The Crime of Alleviating Poverty: A Local Community Currency Battles the Central Bank of Kenya

Jay OwenCommunity Development Solutions, Advisors' Forum

The Crime of Alleviating Poverty: A Local Community Currency Battles the Central Bank of Kenya

Former Peace Corps volunteer Will Ruddick and several residents of Bangladesh, Kenya, face a potential seven years in prison after developing a cost-effective way to alleviate poverty in Africa’s poorest slums.  Their solution: a complementary currency issued and backed by the local community.  The Central Bank of Kenya has now initiated charges of forgery.

Complementary currencies can help eradicate poverty.

Proving that may be difficult in complex economies, due to the high number of factors influencing outcomes. But in an African slum with little of the national currency available, supplying residents with an alternative currency has a positive effect that is obvious, immediate and incontrovertible.

This was demonstrated when Will Ruddick, an American physicist, economist and former Peace Corps volunteer, introduced a complementary currency into a Kenyan slum called Bangladesh, near the coastal city of Mombasa. Will’s local development organization, Koru-Kenya, worked with over one hundred small business owners in Bangladesh, who agreed to give each other the equivalent of 400 shillings (about €3.5 or $4.60) in mutual credit in the form of business vouchers called Bangla-Pesa.
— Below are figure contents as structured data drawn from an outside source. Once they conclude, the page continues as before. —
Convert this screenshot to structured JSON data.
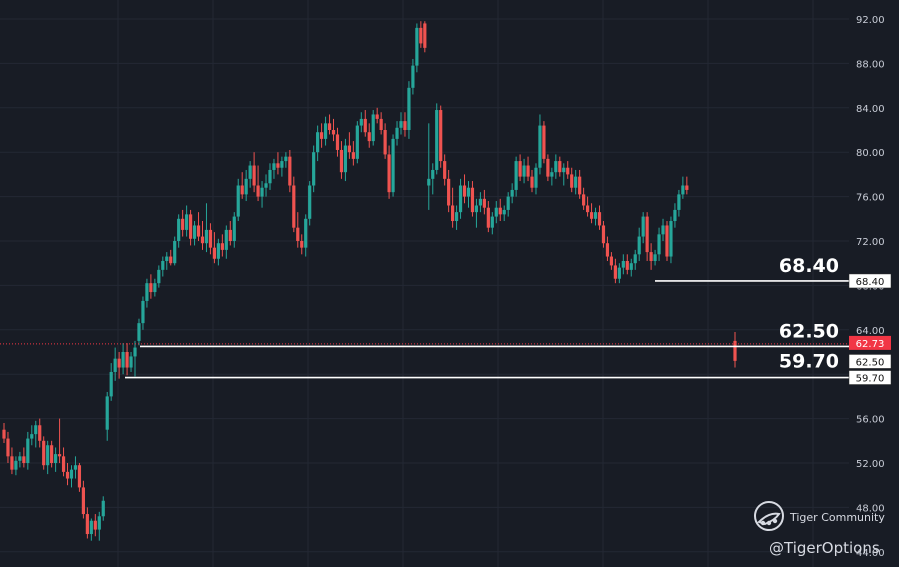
{
  "chart_data": {
    "type": "candlestick",
    "title": "",
    "xlabel": "",
    "ylabel": "",
    "ylim": [
      44,
      93
    ],
    "y_ticks": [
      92,
      88,
      84,
      80,
      76,
      72,
      68,
      64,
      60,
      56,
      52,
      48,
      44
    ],
    "y_tick_labels": [
      "92.00",
      "88.00",
      "84.00",
      "80.00",
      "76.00",
      "72.00",
      "68.00",
      "64.00",
      "60.00",
      "56.00",
      "52.00",
      "48.00",
      "44.00"
    ],
    "grid": true,
    "colors": {
      "up": "#26a69a",
      "down": "#ef5350",
      "level_line": "#ffffff",
      "price_tag": "#f23645",
      "background": "#181c25",
      "grid": "#232834"
    },
    "candles": [
      [
        55.0,
        55.6,
        53.8,
        54.2
      ],
      [
        54.2,
        54.8,
        52.0,
        52.6
      ],
      [
        52.6,
        53.4,
        51.0,
        51.4
      ],
      [
        51.4,
        52.6,
        50.9,
        52.2
      ],
      [
        52.2,
        53.0,
        51.6,
        52.6
      ],
      [
        52.6,
        53.4,
        51.6,
        52.0
      ],
      [
        52.0,
        54.8,
        51.4,
        54.2
      ],
      [
        54.2,
        55.4,
        53.6,
        54.6
      ],
      [
        54.6,
        55.8,
        53.4,
        55.4
      ],
      [
        55.4,
        56.0,
        53.4,
        54.0
      ],
      [
        54.0,
        54.4,
        51.4,
        51.8
      ],
      [
        51.8,
        54.0,
        51.0,
        53.6
      ],
      [
        53.6,
        54.0,
        51.6,
        52.0
      ],
      [
        52.0,
        53.4,
        51.2,
        52.8
      ],
      [
        52.8,
        56.0,
        52.0,
        52.6
      ],
      [
        52.6,
        53.4,
        50.8,
        51.2
      ],
      [
        51.2,
        52.0,
        50.0,
        50.6
      ],
      [
        50.6,
        51.8,
        49.8,
        51.4
      ],
      [
        51.4,
        52.6,
        50.6,
        51.8
      ],
      [
        51.8,
        52.0,
        49.4,
        49.8
      ],
      [
        49.8,
        50.4,
        47.0,
        47.4
      ],
      [
        47.4,
        48.0,
        45.2,
        45.6
      ],
      [
        45.6,
        47.0,
        45.0,
        46.8
      ],
      [
        46.8,
        47.4,
        45.4,
        46.0
      ],
      [
        46.0,
        47.6,
        45.0,
        47.2
      ],
      [
        47.2,
        49.0,
        46.8,
        48.6
      ],
      [
        55.0,
        58.4,
        54.0,
        58.0
      ],
      [
        58.0,
        61.0,
        57.6,
        60.2
      ],
      [
        60.2,
        62.4,
        59.4,
        61.4
      ],
      [
        61.4,
        62.0,
        59.6,
        60.6
      ],
      [
        60.6,
        62.8,
        60.0,
        62.0
      ],
      [
        62.0,
        62.8,
        59.9,
        60.6
      ],
      [
        60.6,
        62.0,
        60.2,
        61.6
      ],
      [
        61.6,
        63.0,
        59.8,
        62.4
      ],
      [
        63.0,
        65.0,
        62.6,
        64.6
      ],
      [
        64.6,
        67.0,
        64.0,
        66.6
      ],
      [
        66.6,
        68.6,
        66.0,
        68.2
      ],
      [
        68.2,
        69.0,
        66.8,
        67.4
      ],
      [
        67.4,
        68.6,
        67.0,
        68.2
      ],
      [
        68.2,
        69.8,
        67.8,
        69.4
      ],
      [
        69.4,
        70.6,
        68.8,
        70.2
      ],
      [
        70.2,
        71.0,
        69.4,
        70.6
      ],
      [
        70.6,
        71.2,
        69.8,
        70.0
      ],
      [
        70.0,
        72.4,
        69.8,
        72.0
      ],
      [
        72.0,
        74.4,
        71.4,
        74.0
      ],
      [
        74.0,
        74.8,
        72.4,
        73.0
      ],
      [
        73.0,
        75.2,
        72.4,
        74.4
      ],
      [
        74.4,
        74.8,
        71.6,
        72.2
      ],
      [
        72.2,
        73.8,
        71.6,
        73.4
      ],
      [
        73.4,
        74.6,
        72.0,
        72.4
      ],
      [
        72.4,
        73.8,
        71.2,
        71.8
      ],
      [
        71.8,
        75.4,
        71.0,
        73.0
      ],
      [
        73.0,
        73.6,
        70.8,
        71.4
      ],
      [
        71.4,
        72.8,
        70.0,
        70.4
      ],
      [
        70.4,
        72.2,
        69.8,
        71.8
      ],
      [
        71.8,
        72.6,
        70.6,
        71.2
      ],
      [
        71.2,
        73.4,
        70.4,
        73.0
      ],
      [
        73.0,
        73.8,
        71.6,
        72.0
      ],
      [
        72.0,
        74.6,
        71.4,
        74.2
      ],
      [
        74.2,
        77.6,
        73.8,
        77.0
      ],
      [
        77.0,
        78.2,
        75.8,
        76.2
      ],
      [
        76.2,
        78.4,
        75.6,
        77.6
      ],
      [
        77.6,
        79.2,
        76.8,
        78.8
      ],
      [
        78.8,
        80.0,
        76.4,
        77.0
      ],
      [
        77.0,
        78.8,
        75.6,
        76.0
      ],
      [
        76.0,
        77.4,
        75.0,
        76.8
      ],
      [
        76.8,
        78.0,
        76.0,
        77.2
      ],
      [
        77.2,
        79.0,
        76.6,
        78.4
      ],
      [
        78.4,
        79.4,
        77.6,
        79.0
      ],
      [
        79.0,
        80.0,
        78.0,
        78.6
      ],
      [
        78.6,
        79.6,
        77.8,
        79.2
      ],
      [
        79.2,
        80.0,
        78.6,
        79.6
      ],
      [
        79.6,
        80.2,
        76.4,
        77.0
      ],
      [
        77.0,
        77.8,
        72.8,
        73.2
      ],
      [
        73.2,
        74.6,
        71.4,
        72.0
      ],
      [
        72.0,
        72.6,
        70.8,
        71.4
      ],
      [
        71.4,
        74.4,
        70.6,
        74.0
      ],
      [
        74.0,
        77.4,
        73.4,
        77.0
      ],
      [
        77.0,
        80.6,
        76.4,
        80.0
      ],
      [
        80.0,
        82.4,
        79.2,
        81.8
      ],
      [
        81.8,
        82.6,
        80.4,
        81.2
      ],
      [
        81.2,
        83.2,
        80.6,
        82.6
      ],
      [
        82.6,
        83.4,
        81.6,
        82.0
      ],
      [
        82.0,
        83.0,
        81.0,
        81.6
      ],
      [
        81.6,
        82.2,
        79.6,
        80.2
      ],
      [
        80.2,
        81.0,
        77.6,
        78.2
      ],
      [
        78.2,
        81.2,
        77.4,
        80.6
      ],
      [
        80.6,
        81.8,
        79.4,
        80.0
      ],
      [
        80.0,
        81.0,
        78.8,
        79.4
      ],
      [
        79.4,
        82.8,
        79.0,
        82.4
      ],
      [
        82.4,
        83.6,
        81.8,
        83.0
      ],
      [
        83.0,
        83.8,
        81.4,
        81.8
      ],
      [
        81.8,
        82.6,
        80.4,
        81.0
      ],
      [
        81.0,
        83.8,
        80.6,
        83.4
      ],
      [
        83.4,
        84.0,
        82.6,
        83.0
      ],
      [
        83.0,
        83.6,
        81.6,
        82.0
      ],
      [
        82.0,
        82.6,
        79.4,
        79.8
      ],
      [
        79.8,
        80.6,
        75.8,
        76.4
      ],
      [
        76.4,
        81.6,
        76.0,
        81.2
      ],
      [
        81.2,
        82.8,
        80.6,
        82.2
      ],
      [
        82.2,
        83.6,
        81.6,
        82.8
      ],
      [
        82.8,
        83.6,
        81.4,
        82.0
      ],
      [
        82.0,
        86.4,
        81.2,
        85.8
      ],
      [
        85.8,
        88.4,
        85.2,
        87.8
      ],
      [
        87.8,
        91.6,
        87.2,
        91.2
      ],
      [
        91.2,
        91.8,
        89.4,
        89.8
      ],
      [
        91.6,
        91.8,
        89.0,
        89.4
      ],
      [
        77.0,
        82.6,
        74.8,
        77.6
      ],
      [
        77.6,
        79.0,
        76.2,
        78.4
      ],
      [
        78.4,
        84.4,
        78.0,
        83.8
      ],
      [
        83.8,
        84.2,
        78.6,
        79.2
      ],
      [
        79.2,
        79.8,
        77.0,
        77.6
      ],
      [
        77.6,
        78.4,
        74.6,
        75.2
      ],
      [
        75.2,
        76.8,
        73.2,
        73.8
      ],
      [
        73.8,
        75.2,
        73.0,
        74.6
      ],
      [
        74.6,
        77.6,
        74.0,
        77.0
      ],
      [
        77.0,
        78.0,
        75.4,
        76.0
      ],
      [
        76.0,
        77.4,
        75.0,
        76.8
      ],
      [
        76.8,
        77.4,
        74.2,
        74.6
      ],
      [
        74.6,
        75.8,
        73.2,
        75.2
      ],
      [
        75.2,
        76.4,
        74.6,
        75.8
      ],
      [
        75.8,
        76.6,
        74.4,
        75.0
      ],
      [
        75.0,
        75.6,
        72.8,
        73.2
      ],
      [
        73.2,
        74.6,
        72.6,
        74.2
      ],
      [
        74.2,
        75.6,
        73.6,
        75.0
      ],
      [
        75.0,
        75.8,
        73.8,
        74.4
      ],
      [
        74.4,
        75.2,
        73.8,
        74.8
      ],
      [
        74.8,
        76.4,
        74.2,
        76.0
      ],
      [
        76.0,
        77.2,
        75.4,
        76.6
      ],
      [
        76.6,
        79.6,
        76.0,
        79.2
      ],
      [
        79.2,
        79.8,
        77.4,
        77.8
      ],
      [
        77.8,
        79.4,
        77.2,
        78.8
      ],
      [
        78.8,
        79.6,
        77.4,
        77.8
      ],
      [
        77.8,
        78.4,
        76.4,
        76.8
      ],
      [
        76.8,
        79.0,
        76.2,
        78.6
      ],
      [
        78.6,
        83.4,
        78.0,
        82.4
      ],
      [
        82.4,
        82.8,
        79.0,
        79.4
      ],
      [
        79.4,
        79.8,
        77.4,
        77.8
      ],
      [
        77.8,
        78.6,
        77.0,
        78.2
      ],
      [
        78.2,
        79.8,
        77.6,
        79.2
      ],
      [
        79.2,
        79.6,
        77.8,
        78.2
      ],
      [
        78.2,
        79.0,
        77.0,
        78.6
      ],
      [
        78.6,
        79.2,
        77.6,
        78.0
      ],
      [
        78.0,
        78.6,
        76.4,
        76.8
      ],
      [
        76.8,
        78.4,
        76.2,
        77.8
      ],
      [
        77.8,
        78.4,
        75.8,
        76.2
      ],
      [
        76.2,
        76.8,
        74.8,
        75.2
      ],
      [
        75.2,
        76.0,
        74.2,
        74.6
      ],
      [
        74.6,
        75.4,
        73.6,
        74.0
      ],
      [
        74.0,
        75.0,
        73.4,
        74.6
      ],
      [
        74.6,
        75.2,
        73.0,
        73.4
      ],
      [
        73.4,
        73.8,
        71.4,
        71.8
      ],
      [
        71.8,
        72.4,
        70.2,
        70.6
      ],
      [
        70.6,
        71.0,
        69.4,
        69.8
      ],
      [
        69.8,
        70.4,
        68.2,
        68.6
      ],
      [
        68.6,
        70.0,
        68.2,
        69.6
      ],
      [
        69.6,
        70.8,
        69.0,
        70.2
      ],
      [
        70.2,
        70.8,
        69.0,
        69.4
      ],
      [
        69.4,
        70.4,
        68.8,
        70.0
      ],
      [
        70.0,
        71.2,
        69.4,
        70.8
      ],
      [
        70.8,
        73.2,
        70.2,
        72.4
      ],
      [
        72.4,
        74.6,
        71.8,
        74.2
      ],
      [
        74.2,
        74.6,
        70.2,
        71.0
      ],
      [
        71.0,
        71.8,
        69.4,
        70.2
      ],
      [
        70.2,
        71.2,
        69.8,
        70.8
      ],
      [
        70.8,
        73.2,
        70.2,
        72.6
      ],
      [
        72.6,
        74.0,
        72.0,
        73.4
      ],
      [
        73.4,
        73.8,
        70.2,
        70.6
      ],
      [
        70.6,
        74.2,
        70.0,
        73.8
      ],
      [
        73.8,
        75.4,
        73.2,
        74.8
      ],
      [
        74.8,
        76.6,
        74.2,
        76.2
      ],
      [
        76.2,
        77.8,
        75.8,
        77.0
      ],
      [
        77.0,
        77.8,
        76.2,
        76.6
      ],
      [
        63.0,
        63.8,
        60.6,
        61.2
      ]
    ],
    "last_price": "62.73",
    "levels": [
      {
        "value": 68.4,
        "label": "68.40",
        "tag": "68.40"
      },
      {
        "value": 62.5,
        "label": "62.50",
        "tag": "62.50"
      },
      {
        "value": 59.7,
        "label": "59.70",
        "tag": "59.70"
      }
    ]
  },
  "watermark": {
    "brand": "Tiger Community",
    "handle": "@TigerOptions",
    "logo_icon": "tiger-community-logo"
  }
}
Half of the vouchers would be available for spending on each others’ products and services, and half would be spent into the community on public projects such as waste collection and health services.  Allocation decisions were democratic and transparent, and the new currency was backed entirely by the community’s own resources and insured by a system of group guarantors, not by the Kenyan government or a development agency.